К Корзуну это не относилось; его «обаятельный мерзавец» кочевал из эпохи в эпоху, менял страны, костюмы, континенты и «трахал все, что шевелится». Ходили слухи о его бесчисленных «романах», о начинающемся циррозе печени; осенью Корзун во второй раз женился и то ли подшился, то ли «закололся», но так или иначе оба слуха постепенно сошли на нет. Мы были на его свадьбе в симпатичном загородном кафе с видом на озеро; гостей было человек сорок-сорок пять, половина актеры, свадьба была похожа на студийную массовку; невеста была из Дагестана, национальный обычай запрещал ей выходить замуж за русского, но она нарушила запрет, и потому с ее стороны были только две землячки, учившиеся в педиатрическом институте. Шептались, что Корзун чуть ли не умыкнул невесту во время летних гастролей по Северному Кавказу, и что если его не добьет цирроз, то достанет «булат или пуля осетина». Эту болтовню он не пресекал; в Дагестане они давали «Героя нашего времени» с Корзуном-Печориным, и он, по версии Метельникова, «как всегда перестарался».

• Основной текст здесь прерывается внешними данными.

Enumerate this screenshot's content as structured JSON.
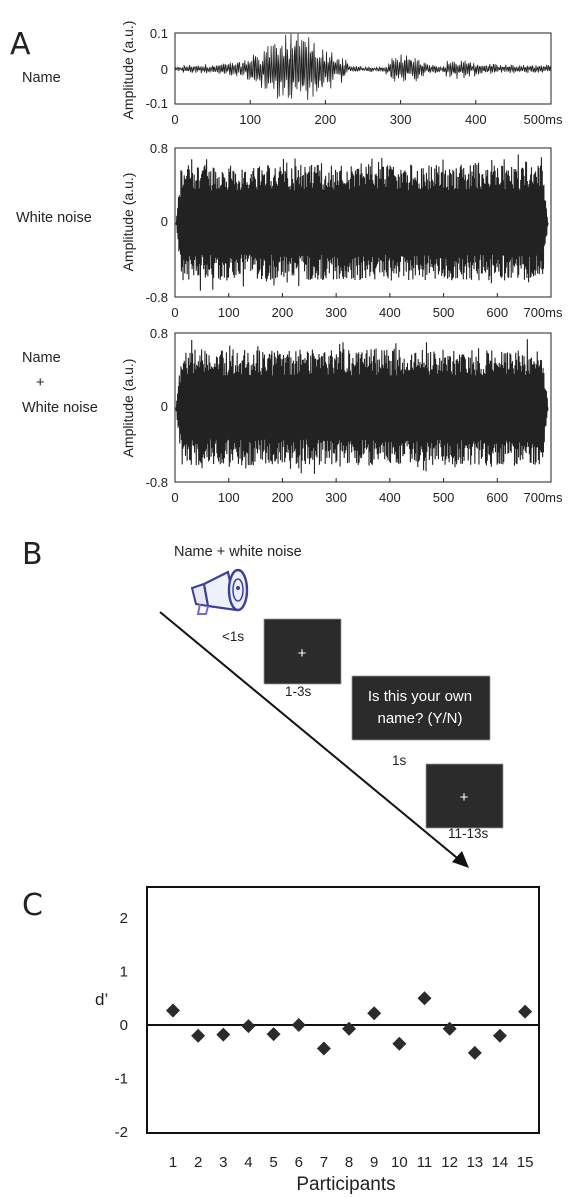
{
  "panels": {
    "A": {
      "letter": "A",
      "ylabel": "Amplitude (a.u.)",
      "rows": [
        {
          "label": "Name",
          "yticks": [
            "0.1",
            "0",
            "-0.1"
          ],
          "xticks": [
            "0",
            "100",
            "200",
            "300",
            "400",
            "500ms"
          ]
        },
        {
          "label": "White noise",
          "yticks": [
            "0.8",
            "0",
            "-0.8"
          ],
          "xticks": [
            "0",
            "100",
            "200",
            "300",
            "400",
            "500",
            "600",
            "700ms"
          ]
        },
        {
          "label_lines": [
            "Name",
            "+",
            "White noise"
          ],
          "yticks": [
            "0.8",
            "0",
            "-0.8"
          ],
          "xticks": [
            "0",
            "100",
            "200",
            "300",
            "400",
            "500",
            "600",
            "700ms"
          ]
        }
      ]
    },
    "B": {
      "letter": "B",
      "stimulus_label": "Name + white noise",
      "icon": "speaker-icon",
      "timings": [
        "<1s",
        "1-3s",
        "1s",
        "11-13s"
      ],
      "fixation_symbol": "+",
      "question_lines": [
        "Is this your own",
        "name? (Y/N)"
      ]
    },
    "C": {
      "letter": "C",
      "ylabel": "d’",
      "xlabel": "Participants"
    }
  },
  "chart_data": [
    {
      "type": "line",
      "title": "",
      "series": [
        {
          "name": "",
          "description_values": "waveform"
        }
      ],
      "xlim": [
        0,
        500
      ],
      "ylim": [
        -0.1,
        0.1
      ],
      "xticks": [
        0,
        100,
        200,
        300,
        400,
        500
      ],
      "yticks": [
        -0.1,
        0,
        0.1
      ],
      "xlabel": "",
      "ylabel": "Amplitude (a.u.)"
    },
    {
      "type": "line",
      "xlim": [
        0,
        700
      ],
      "ylim": [
        -0.8,
        0.8
      ],
      "xticks": [
        0,
        100,
        200,
        300,
        400,
        500,
        600,
        700
      ],
      "yticks": [
        -0.8,
        0,
        0.8
      ],
      "xlabel": "",
      "ylabel": "Amplitude (a.u.)"
    },
    {
      "type": "line",
      "xlim": [
        0,
        700
      ],
      "ylim": [
        -0.8,
        0.8
      ],
      "xticks": [
        0,
        100,
        200,
        300,
        400,
        500,
        600,
        700
      ],
      "yticks": [
        -0.8,
        0,
        0.8
      ],
      "xlabel": "",
      "ylabel": "Amplitude (a.u.)"
    },
    {
      "type": "scatter",
      "x": [
        1,
        2,
        3,
        4,
        5,
        6,
        7,
        8,
        9,
        10,
        11,
        12,
        13,
        14,
        15
      ],
      "y": [
        0.27,
        -0.2,
        -0.18,
        -0.02,
        -0.17,
        0.0,
        -0.44,
        -0.07,
        0.22,
        -0.35,
        0.5,
        -0.07,
        -0.52,
        -0.2,
        0.25
      ],
      "xticks": [
        1,
        2,
        3,
        4,
        5,
        6,
        7,
        8,
        9,
        10,
        11,
        12,
        13,
        14,
        15
      ],
      "yticks": [
        -2,
        -1,
        0,
        1,
        2
      ],
      "ylim": [
        -2,
        2
      ],
      "xlabel": "Participants",
      "ylabel": "d’",
      "marker": "diamond",
      "reference_line_y": 0
    }
  ],
  "colors": {
    "ink": "#222222",
    "dark_box": "#2b2b2b",
    "icon_blue": "#3a3fa0"
  }
}
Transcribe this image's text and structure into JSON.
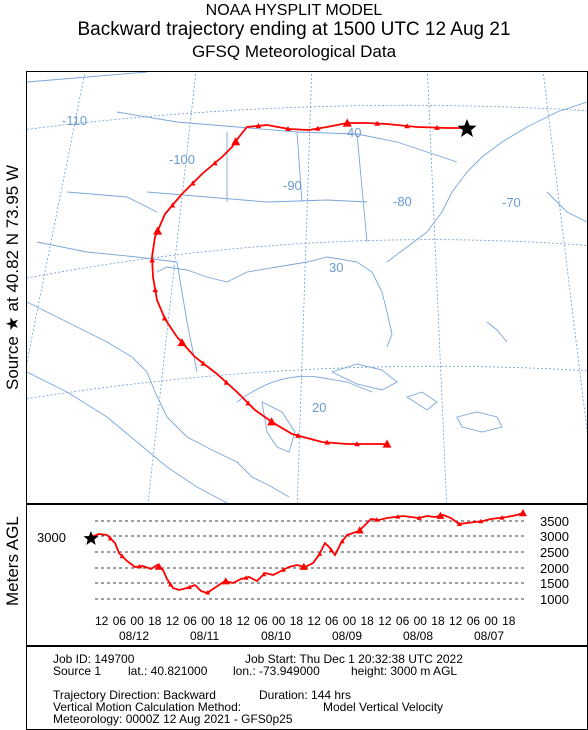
{
  "title": {
    "line1": "NOAA HYSPLIT MODEL",
    "line2": "Backward trajectory ending at 1500 UTC 12 Aug 21",
    "line3": "GFSQ Meteorological Data"
  },
  "side_label": {
    "source": "Source ★  at   40.82 N   73.95 W",
    "meters": "Meters AGL"
  },
  "map": {
    "lon_labels": [
      "-110",
      "-100",
      "-90",
      "-80",
      "-70"
    ],
    "lat_labels": [
      "40",
      "30",
      "20"
    ],
    "colors": {
      "trajectory": "#ff0000",
      "grid": "#6b9bd2",
      "coast": "#7aa6d8"
    },
    "source_marker": "star-icon"
  },
  "profile": {
    "height_label": "3000",
    "y_ticks": [
      "3500",
      "3000",
      "2500",
      "2000",
      "1500",
      "1000"
    ],
    "x_hours": [
      "12",
      "06",
      "00",
      "18",
      "12",
      "06",
      "00",
      "18",
      "12",
      "06",
      "00",
      "18",
      "12",
      "06",
      "00",
      "18",
      "12",
      "06",
      "00",
      "18",
      "12",
      "06",
      "00",
      "18"
    ],
    "dates": [
      "08/12",
      "08/11",
      "08/10",
      "08/09",
      "08/08",
      "08/07"
    ]
  },
  "info": {
    "job_id": "Job ID: 149700",
    "job_start": "Job Start: Thu Dec  1 20:32:38 UTC 2022",
    "source": "Source 1",
    "lat": "lat.: 40.821000",
    "lon": "lon.: -73.949000",
    "height": "height: 3000 m AGL",
    "direction": "Trajectory Direction: Backward",
    "duration": "Duration: 144 hrs",
    "vertical": "Vertical Motion Calculation Method:",
    "vertical_value": "Model Vertical Velocity",
    "meteorology": "Meteorology: 0000Z 12 Aug 2021 - GFS0p25"
  }
}
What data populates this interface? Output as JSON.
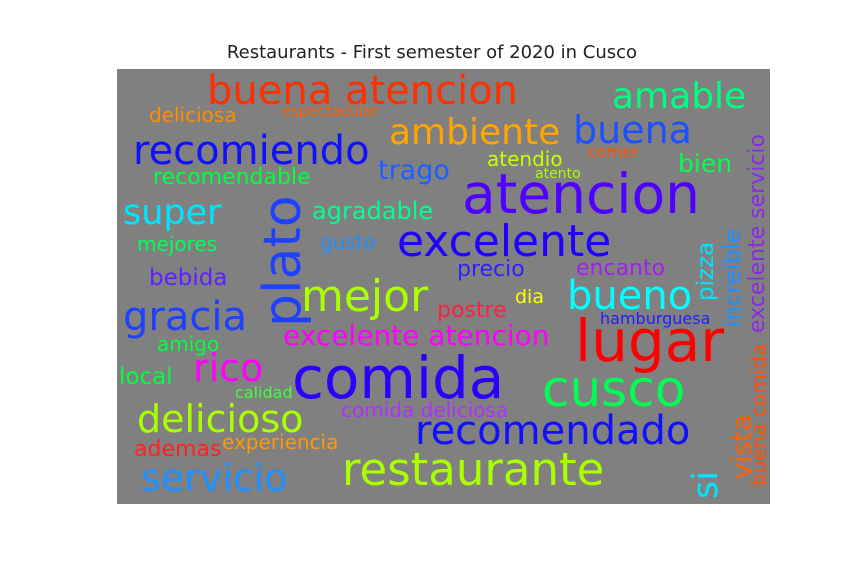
{
  "title": "Restaurants - First semester of 2020 in Cusco",
  "cloud": {
    "background": "#808080",
    "words": [
      {
        "text": "buena atencion",
        "color": "#ff3000",
        "orientation": "horizontal"
      },
      {
        "text": "amable",
        "color": "#00ff80",
        "orientation": "horizontal"
      },
      {
        "text": "deliciosa",
        "color": "#ff8c00",
        "orientation": "horizontal"
      },
      {
        "text": "espectacular",
        "color": "#ff6000",
        "orientation": "horizontal"
      },
      {
        "text": "ambiente",
        "color": "#ffa500",
        "orientation": "horizontal"
      },
      {
        "text": "buena",
        "color": "#1e50ff",
        "orientation": "horizontal"
      },
      {
        "text": "recomiendo",
        "color": "#1010ff",
        "orientation": "horizontal"
      },
      {
        "text": "atendio",
        "color": "#c8ff00",
        "orientation": "horizontal"
      },
      {
        "text": "comer",
        "color": "#ff5000",
        "orientation": "horizontal"
      },
      {
        "text": "bien",
        "color": "#00ff50",
        "orientation": "horizontal"
      },
      {
        "text": "recomendable",
        "color": "#00ff40",
        "orientation": "horizontal"
      },
      {
        "text": "trago",
        "color": "#1e60ff",
        "orientation": "horizontal"
      },
      {
        "text": "atento",
        "color": "#aaff00",
        "orientation": "horizontal"
      },
      {
        "text": "atencion",
        "color": "#5000ff",
        "orientation": "horizontal"
      },
      {
        "text": "super",
        "color": "#00e5ff",
        "orientation": "horizontal"
      },
      {
        "text": "plato",
        "color": "#1e40ff",
        "orientation": "vertical"
      },
      {
        "text": "agradable",
        "color": "#00ff90",
        "orientation": "horizontal"
      },
      {
        "text": "mejores",
        "color": "#00ff60",
        "orientation": "horizontal"
      },
      {
        "text": "gusto",
        "color": "#1e90ff",
        "orientation": "horizontal"
      },
      {
        "text": "excelente",
        "color": "#2000ff",
        "orientation": "horizontal"
      },
      {
        "text": "bebida",
        "color": "#6020ff",
        "orientation": "horizontal"
      },
      {
        "text": "precio",
        "color": "#3020ff",
        "orientation": "horizontal"
      },
      {
        "text": "encanto",
        "color": "#a020f0",
        "orientation": "horizontal"
      },
      {
        "text": "pizza",
        "color": "#00e5ff",
        "orientation": "vertical"
      },
      {
        "text": "increible",
        "color": "#1e90ff",
        "orientation": "vertical"
      },
      {
        "text": "excelente servicio",
        "color": "#8a2be2",
        "orientation": "vertical"
      },
      {
        "text": "mejor",
        "color": "#aaff00",
        "orientation": "horizontal"
      },
      {
        "text": "gracia",
        "color": "#1e40ff",
        "orientation": "horizontal"
      },
      {
        "text": "dia",
        "color": "#ffff00",
        "orientation": "horizontal"
      },
      {
        "text": "bueno",
        "color": "#00ffff",
        "orientation": "horizontal"
      },
      {
        "text": "postre",
        "color": "#ff2040",
        "orientation": "horizontal"
      },
      {
        "text": "hamburguesa",
        "color": "#2020ff",
        "orientation": "horizontal"
      },
      {
        "text": "amigo",
        "color": "#00ff40",
        "orientation": "horizontal"
      },
      {
        "text": "excelente atencion",
        "color": "#ff00ff",
        "orientation": "horizontal"
      },
      {
        "text": "lugar",
        "color": "#ff0000",
        "orientation": "horizontal"
      },
      {
        "text": "rico",
        "color": "#ff00ff",
        "orientation": "horizontal"
      },
      {
        "text": "local",
        "color": "#00ff40",
        "orientation": "horizontal"
      },
      {
        "text": "calidad",
        "color": "#40ff40",
        "orientation": "horizontal"
      },
      {
        "text": "comida",
        "color": "#2a00ff",
        "orientation": "horizontal"
      },
      {
        "text": "cusco",
        "color": "#00ff50",
        "orientation": "horizontal"
      },
      {
        "text": "delicioso",
        "color": "#aaff00",
        "orientation": "horizontal"
      },
      {
        "text": "comida deliciosa",
        "color": "#b030ff",
        "orientation": "horizontal"
      },
      {
        "text": "recomendado",
        "color": "#1010ff",
        "orientation": "horizontal"
      },
      {
        "text": "vista",
        "color": "#ff6000",
        "orientation": "vertical"
      },
      {
        "text": "buena comida",
        "color": "#ff5000",
        "orientation": "vertical"
      },
      {
        "text": "ademas",
        "color": "#ff2020",
        "orientation": "horizontal"
      },
      {
        "text": "experiencia",
        "color": "#ff9900",
        "orientation": "horizontal"
      },
      {
        "text": "servicio",
        "color": "#1e90ff",
        "orientation": "horizontal"
      },
      {
        "text": "restaurante",
        "color": "#aaff00",
        "orientation": "horizontal"
      },
      {
        "text": "si",
        "color": "#00e5ff",
        "orientation": "vertical"
      }
    ]
  }
}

Это, я полагаю, было верно лишь отчасти; на свадьбе Корзун выпил лишь один бокал шампанского; говорили, что невеста поставила жесткое условие: будешь пить – уйду! – и когда через пару лет после первого в своей карьере эстрадного концерта Корзун приполз домой «на бровях», Миля (полн. Мелония) сдержала слово с восточным упорством: утром ни ее, ни сына в квартире не было. Корзун отыскал их через неделю, подняв на ноги чуть ли не всю городскую милицию, но общался, как говорили потом сами менты, только через замочную скважину: сперва уговаривал, потом рыдал, потом грозился вынести дверь вместе с косяками, а когда и это не сработало, раздал ментам по четвертаку на рыло, вышел, взял такси и «свинтил в неизвестном направлении».

Так под утро он оказался у нас; звонок, вопреки обыкновению, был какой-то нерешительный; так, наверное, звонил бы в наши дни блудный сын, вернувшийся под кров отчего дома. Ему открыла Настя; света на площадке не было, но Корзун был так бледен, что лицо его казалось светящимся и выступало из полумрака как посмертная маска. Он ничего не говорил, но мы и так многое знали, а об остальном догадывались: от многолетнего актерства лицо Корзуна приобрело такую пластичность, что сделалось похоже на открытую книгу, где можно было прочесть не только самую общую «сюжетную канву», но и чуть ли не по часам воссоздать «хронику последних событий».

Первый час он молча принимал все, что ему давали; Настя успокаивала, он слушал; я наливал рюмку коньяка, он выпивал; потом вдруг завелся, стал кричать, что «много они там о себе понимают, на своем Кавказе!», что он тоже может «и на коне, и из винта палить, и кинжал втыкать с десяти метров, натаскали на съемках, всяких играл, даже на абрага пробовался, Дату Туташхиа, своего взяли, ясное дело, я не в обиде, мне рог подарили, бурку, папаху, кинжал, поеду, надену, украду коня, и в горы, в пещеру, пока они не вернутся!» Так что началось чуть ли не оперетткой, а кончилось белой горячкой и попыткой суицида, через сутки на загородной даче; хорошо, менты сообразили: выследили, «сели на хвост», и когда Корзун на мотоцикле сиганул в озеро с понтонов, выловили его, благо там было не очень глубоко, привели в чувство, вызвали по рации «неотложку», и та уже отвезла Корзуна в психушку, где его как «заслуженного артиста» поместили в отдельную палату и продержали до полного протрезвления и успокоения.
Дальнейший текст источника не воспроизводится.